Страница 11 из 84
Барон согласился, не заставив себя долго упрашивать.
Глава VI
КАК ШЕВАЛЬЕ ДЕ ЛЯ ГРАВЕРИ СЛУЖИЛ В СЕРЫХ МУШКЕТЕРАХ
Каким бы бесчувственным и окаменевшим ни было его сердце, барона, казалось, тронула деликатность брата, и после того, как дарственная бумага, составленная нотариусом барона, была подписана шевалье и парафирована им внизу каждой страницы и после каждой ссылки и каждого примечания, барон открыл ему свои объятия с таким душевным порывом, который почти заставил его забыть о своем достоинстве главы рода; шевалье бросился ему на грудь, разразившись слезами и, конечно же, испытывая за это простое проявление братской привязанности гораздо большую признательность, нежели чем барон испытывал к нему за пятнадцать тысяч франков дохода.
Со своей стороны после взаимных поцелуев и объятий барон объявил, что в дальнейшем он будет относиться к Дьедонне и любить его как собственного сына и приложит все свои силы и употребит все свое влияние, дабы устроить брату карьеру при дворе.
Желая дать ему в том неопровержимое доказательство, барон попросил для него патент на вступление в полк серых мушкетеров и, полагая приготовить чудесный сюрприз, ни слова не сказал ему о своих хлопотах.

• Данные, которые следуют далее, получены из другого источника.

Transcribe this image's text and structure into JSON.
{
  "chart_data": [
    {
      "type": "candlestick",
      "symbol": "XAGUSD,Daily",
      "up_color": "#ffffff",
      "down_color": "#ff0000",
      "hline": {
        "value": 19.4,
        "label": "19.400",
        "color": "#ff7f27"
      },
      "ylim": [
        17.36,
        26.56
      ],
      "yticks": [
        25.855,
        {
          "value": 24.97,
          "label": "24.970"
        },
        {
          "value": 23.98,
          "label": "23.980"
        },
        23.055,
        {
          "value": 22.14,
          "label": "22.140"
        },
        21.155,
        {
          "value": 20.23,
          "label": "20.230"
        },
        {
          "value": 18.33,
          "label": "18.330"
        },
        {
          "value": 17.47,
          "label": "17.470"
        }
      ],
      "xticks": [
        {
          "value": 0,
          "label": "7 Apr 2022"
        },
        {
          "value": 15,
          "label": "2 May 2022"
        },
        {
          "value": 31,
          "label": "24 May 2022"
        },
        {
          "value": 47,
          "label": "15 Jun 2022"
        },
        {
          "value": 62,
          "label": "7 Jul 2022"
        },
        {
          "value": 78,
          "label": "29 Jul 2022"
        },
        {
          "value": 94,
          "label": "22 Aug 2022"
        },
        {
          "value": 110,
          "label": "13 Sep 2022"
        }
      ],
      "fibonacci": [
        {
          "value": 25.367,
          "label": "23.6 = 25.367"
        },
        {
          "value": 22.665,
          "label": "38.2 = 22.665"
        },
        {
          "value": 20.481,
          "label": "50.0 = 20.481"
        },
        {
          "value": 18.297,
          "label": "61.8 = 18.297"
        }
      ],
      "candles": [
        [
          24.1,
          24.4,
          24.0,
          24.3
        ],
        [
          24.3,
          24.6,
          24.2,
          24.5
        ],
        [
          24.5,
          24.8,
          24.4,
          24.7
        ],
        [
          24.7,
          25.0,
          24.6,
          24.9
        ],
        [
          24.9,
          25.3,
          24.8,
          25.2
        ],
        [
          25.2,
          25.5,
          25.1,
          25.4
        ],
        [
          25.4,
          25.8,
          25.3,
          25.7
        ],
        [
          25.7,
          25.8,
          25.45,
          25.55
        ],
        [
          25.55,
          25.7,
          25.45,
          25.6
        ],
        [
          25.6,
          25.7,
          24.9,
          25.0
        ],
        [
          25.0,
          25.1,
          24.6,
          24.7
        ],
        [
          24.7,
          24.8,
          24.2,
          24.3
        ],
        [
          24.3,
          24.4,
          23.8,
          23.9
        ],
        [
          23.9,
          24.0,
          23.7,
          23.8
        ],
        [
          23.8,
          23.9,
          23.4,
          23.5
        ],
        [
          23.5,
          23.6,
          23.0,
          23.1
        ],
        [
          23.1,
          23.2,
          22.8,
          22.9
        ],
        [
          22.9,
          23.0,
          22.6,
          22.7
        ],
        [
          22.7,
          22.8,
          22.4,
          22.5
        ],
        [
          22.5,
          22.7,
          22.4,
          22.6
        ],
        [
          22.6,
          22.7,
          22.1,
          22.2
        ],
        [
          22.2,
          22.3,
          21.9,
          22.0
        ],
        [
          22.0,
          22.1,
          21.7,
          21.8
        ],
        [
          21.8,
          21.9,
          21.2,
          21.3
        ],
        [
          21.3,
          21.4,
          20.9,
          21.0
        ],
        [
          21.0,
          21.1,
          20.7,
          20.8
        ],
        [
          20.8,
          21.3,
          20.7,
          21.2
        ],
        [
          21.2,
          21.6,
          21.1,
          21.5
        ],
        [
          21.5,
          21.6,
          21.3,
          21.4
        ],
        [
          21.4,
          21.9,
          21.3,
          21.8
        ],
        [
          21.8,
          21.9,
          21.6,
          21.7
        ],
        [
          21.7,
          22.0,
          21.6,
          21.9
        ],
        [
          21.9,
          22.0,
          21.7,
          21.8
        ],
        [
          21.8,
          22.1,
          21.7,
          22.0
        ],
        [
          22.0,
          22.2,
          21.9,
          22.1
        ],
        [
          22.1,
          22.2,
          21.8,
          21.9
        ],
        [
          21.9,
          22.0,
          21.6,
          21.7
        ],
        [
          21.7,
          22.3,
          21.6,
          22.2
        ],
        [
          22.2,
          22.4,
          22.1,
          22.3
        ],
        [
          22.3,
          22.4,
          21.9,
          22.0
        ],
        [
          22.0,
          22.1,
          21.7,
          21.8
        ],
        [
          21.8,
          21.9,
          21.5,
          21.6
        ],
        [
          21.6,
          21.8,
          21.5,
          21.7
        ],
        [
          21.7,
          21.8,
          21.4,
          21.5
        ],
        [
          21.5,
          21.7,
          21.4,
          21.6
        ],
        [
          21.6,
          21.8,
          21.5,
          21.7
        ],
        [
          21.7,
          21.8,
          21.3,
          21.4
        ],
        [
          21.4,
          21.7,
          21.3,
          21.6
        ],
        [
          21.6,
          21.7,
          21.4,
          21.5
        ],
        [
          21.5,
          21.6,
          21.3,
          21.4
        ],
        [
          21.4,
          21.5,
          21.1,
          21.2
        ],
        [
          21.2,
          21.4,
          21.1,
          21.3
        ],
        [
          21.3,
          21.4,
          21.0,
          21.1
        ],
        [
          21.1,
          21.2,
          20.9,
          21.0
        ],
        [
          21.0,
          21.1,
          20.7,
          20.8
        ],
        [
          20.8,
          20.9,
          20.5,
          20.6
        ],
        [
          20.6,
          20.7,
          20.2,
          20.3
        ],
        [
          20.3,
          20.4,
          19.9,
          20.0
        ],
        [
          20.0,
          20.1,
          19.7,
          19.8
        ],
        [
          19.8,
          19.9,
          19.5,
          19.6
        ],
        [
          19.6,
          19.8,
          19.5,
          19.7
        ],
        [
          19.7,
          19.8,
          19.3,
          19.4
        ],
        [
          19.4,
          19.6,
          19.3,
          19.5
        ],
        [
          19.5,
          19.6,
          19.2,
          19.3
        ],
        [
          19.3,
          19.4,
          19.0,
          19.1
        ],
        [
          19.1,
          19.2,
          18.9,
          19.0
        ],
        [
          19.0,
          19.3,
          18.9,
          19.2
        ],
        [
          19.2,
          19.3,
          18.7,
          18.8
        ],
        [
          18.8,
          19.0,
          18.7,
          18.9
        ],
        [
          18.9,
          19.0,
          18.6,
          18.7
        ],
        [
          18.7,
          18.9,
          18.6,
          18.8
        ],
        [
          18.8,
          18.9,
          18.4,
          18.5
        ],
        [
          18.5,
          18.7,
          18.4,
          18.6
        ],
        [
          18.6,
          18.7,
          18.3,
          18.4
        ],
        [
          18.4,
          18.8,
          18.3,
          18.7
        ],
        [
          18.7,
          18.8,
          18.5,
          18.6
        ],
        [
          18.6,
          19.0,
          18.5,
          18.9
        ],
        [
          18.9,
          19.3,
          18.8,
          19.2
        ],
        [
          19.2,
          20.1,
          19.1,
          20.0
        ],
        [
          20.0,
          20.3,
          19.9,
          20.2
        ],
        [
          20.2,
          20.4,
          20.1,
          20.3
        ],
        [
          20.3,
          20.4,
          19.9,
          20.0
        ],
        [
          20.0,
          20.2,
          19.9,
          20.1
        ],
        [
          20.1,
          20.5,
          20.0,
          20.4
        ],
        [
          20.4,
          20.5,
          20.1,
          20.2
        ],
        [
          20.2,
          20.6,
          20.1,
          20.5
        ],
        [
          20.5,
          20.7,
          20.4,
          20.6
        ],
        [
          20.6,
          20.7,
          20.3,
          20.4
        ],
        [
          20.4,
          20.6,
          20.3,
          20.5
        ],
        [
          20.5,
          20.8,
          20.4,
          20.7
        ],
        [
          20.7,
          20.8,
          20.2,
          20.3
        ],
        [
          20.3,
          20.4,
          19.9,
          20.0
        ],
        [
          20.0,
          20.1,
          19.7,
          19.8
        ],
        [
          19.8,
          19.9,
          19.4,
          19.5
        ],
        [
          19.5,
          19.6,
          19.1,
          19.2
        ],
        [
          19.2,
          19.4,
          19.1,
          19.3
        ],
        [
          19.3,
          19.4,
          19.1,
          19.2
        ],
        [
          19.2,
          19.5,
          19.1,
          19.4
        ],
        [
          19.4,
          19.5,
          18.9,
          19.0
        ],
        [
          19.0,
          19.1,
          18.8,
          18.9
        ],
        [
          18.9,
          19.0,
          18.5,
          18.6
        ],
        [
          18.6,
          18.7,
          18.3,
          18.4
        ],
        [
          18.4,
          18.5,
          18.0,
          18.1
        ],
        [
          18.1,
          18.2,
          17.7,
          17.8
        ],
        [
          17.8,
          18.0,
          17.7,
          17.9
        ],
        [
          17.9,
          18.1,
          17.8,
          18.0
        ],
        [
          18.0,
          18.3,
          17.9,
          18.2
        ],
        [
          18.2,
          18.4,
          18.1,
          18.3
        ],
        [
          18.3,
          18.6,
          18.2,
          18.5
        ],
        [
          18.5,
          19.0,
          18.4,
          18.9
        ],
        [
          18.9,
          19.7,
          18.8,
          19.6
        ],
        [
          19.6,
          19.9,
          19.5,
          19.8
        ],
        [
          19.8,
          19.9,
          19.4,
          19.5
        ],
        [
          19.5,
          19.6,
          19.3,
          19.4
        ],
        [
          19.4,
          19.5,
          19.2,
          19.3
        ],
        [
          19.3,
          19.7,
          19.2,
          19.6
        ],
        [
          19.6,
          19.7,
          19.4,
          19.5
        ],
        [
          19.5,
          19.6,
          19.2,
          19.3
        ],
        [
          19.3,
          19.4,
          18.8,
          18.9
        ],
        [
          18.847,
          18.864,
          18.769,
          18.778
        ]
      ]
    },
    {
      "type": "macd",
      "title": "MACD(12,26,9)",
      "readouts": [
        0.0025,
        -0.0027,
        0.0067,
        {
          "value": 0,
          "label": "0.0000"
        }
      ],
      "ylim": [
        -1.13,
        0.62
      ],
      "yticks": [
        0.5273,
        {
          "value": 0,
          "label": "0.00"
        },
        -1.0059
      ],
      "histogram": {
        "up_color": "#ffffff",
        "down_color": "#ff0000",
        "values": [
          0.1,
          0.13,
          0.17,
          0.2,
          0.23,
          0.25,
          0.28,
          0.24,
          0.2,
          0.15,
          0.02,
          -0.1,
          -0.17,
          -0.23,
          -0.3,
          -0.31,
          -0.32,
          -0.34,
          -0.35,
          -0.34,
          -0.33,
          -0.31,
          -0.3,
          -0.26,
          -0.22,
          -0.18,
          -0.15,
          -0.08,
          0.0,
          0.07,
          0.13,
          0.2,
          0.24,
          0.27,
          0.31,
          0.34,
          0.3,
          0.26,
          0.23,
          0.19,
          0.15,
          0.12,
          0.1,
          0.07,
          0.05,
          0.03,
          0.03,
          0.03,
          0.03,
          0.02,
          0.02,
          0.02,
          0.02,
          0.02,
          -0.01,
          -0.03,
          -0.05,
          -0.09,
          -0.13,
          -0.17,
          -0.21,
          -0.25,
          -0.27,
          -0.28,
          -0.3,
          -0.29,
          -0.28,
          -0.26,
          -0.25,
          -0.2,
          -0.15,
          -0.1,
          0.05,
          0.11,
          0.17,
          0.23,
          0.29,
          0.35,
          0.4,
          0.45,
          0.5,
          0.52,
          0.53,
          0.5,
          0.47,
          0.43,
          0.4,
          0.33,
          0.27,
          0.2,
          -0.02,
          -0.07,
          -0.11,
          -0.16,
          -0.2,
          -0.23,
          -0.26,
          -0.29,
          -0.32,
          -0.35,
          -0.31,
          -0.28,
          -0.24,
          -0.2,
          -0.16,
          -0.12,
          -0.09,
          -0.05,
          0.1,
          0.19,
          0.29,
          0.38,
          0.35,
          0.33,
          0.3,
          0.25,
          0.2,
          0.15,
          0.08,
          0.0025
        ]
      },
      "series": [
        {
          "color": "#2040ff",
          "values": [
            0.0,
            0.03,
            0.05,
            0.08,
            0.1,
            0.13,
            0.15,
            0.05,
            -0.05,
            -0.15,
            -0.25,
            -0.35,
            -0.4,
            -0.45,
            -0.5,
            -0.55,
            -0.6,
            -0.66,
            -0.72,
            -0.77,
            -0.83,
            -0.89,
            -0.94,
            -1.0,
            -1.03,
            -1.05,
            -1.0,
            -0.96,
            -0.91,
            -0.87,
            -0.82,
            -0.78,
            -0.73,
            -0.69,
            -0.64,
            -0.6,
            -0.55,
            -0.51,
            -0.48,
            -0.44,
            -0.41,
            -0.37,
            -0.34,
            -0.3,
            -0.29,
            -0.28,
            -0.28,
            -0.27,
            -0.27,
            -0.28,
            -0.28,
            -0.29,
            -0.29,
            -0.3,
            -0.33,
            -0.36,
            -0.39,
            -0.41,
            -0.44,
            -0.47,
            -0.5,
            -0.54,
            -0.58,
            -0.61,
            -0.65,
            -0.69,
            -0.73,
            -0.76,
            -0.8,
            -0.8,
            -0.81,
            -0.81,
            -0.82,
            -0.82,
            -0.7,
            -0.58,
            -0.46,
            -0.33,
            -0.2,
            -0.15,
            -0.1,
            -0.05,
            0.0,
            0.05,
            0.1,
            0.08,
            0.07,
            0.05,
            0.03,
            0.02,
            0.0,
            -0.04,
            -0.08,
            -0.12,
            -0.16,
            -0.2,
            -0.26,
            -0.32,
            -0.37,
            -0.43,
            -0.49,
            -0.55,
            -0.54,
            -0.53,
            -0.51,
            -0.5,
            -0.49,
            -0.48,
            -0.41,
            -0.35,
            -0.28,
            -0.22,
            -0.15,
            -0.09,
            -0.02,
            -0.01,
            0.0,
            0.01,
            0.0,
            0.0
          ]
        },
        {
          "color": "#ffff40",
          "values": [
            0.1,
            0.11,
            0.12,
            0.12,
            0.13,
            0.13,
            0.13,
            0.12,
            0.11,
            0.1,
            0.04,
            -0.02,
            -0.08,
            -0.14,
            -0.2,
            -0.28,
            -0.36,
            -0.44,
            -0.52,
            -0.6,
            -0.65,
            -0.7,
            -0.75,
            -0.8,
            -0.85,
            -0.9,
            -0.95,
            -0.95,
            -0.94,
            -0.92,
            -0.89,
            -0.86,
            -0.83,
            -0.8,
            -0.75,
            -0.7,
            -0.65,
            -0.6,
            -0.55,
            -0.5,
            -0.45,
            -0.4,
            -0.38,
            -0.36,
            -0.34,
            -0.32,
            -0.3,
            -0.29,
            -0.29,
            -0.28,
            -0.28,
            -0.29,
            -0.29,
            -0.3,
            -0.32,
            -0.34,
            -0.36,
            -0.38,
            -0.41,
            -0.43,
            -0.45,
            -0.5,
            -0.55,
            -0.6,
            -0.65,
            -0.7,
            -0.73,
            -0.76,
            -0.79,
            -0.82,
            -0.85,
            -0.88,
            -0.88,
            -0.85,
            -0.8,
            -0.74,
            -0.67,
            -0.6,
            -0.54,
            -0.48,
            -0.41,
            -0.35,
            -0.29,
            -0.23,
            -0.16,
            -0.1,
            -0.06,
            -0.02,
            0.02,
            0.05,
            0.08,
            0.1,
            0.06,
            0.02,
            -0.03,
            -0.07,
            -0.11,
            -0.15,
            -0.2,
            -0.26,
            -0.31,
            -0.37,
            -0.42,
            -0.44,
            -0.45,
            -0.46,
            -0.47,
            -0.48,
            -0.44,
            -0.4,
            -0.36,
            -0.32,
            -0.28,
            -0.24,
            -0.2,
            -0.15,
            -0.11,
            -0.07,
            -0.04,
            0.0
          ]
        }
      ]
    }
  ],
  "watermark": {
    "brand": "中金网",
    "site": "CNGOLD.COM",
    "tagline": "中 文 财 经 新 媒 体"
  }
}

И вот однажды вечером, садясь за стол, Дьедонне нашел у себя под салфеткой патент, подписанный Людовиком, который гласил, что шевалье де ля Гравери удостаивается чести быть принятым в этот привилегированный полк.
И в самом деле это была огромная честь: отпрыски лучших фамилий Франции оспаривали право принадлежать к красным мушкетерам его величества, так звали их в эту пору.
Ведь черные мушкетеры, так же как и серые, были одеты в красное, и различие между ними было обусловлено мастью их лошадей, а не цветом их накидок; кроме того, каждый мушкетер имел чин лейтенанта.
Но как бы ни была велика оказанная честь, мы должны признать, что со времени получения письма, заставившего шевалье покинуть милые его сердцу услады уединенной жизни среди природы, ни разу с тех пор де ля Гравери не испытывал более ужасного удара, чем тот, который он получил при виде этого пергамента.
У него закружилась голова, и он почувствовал, что вот-вот упадет в обморок, холодный пот покрыл все его тело.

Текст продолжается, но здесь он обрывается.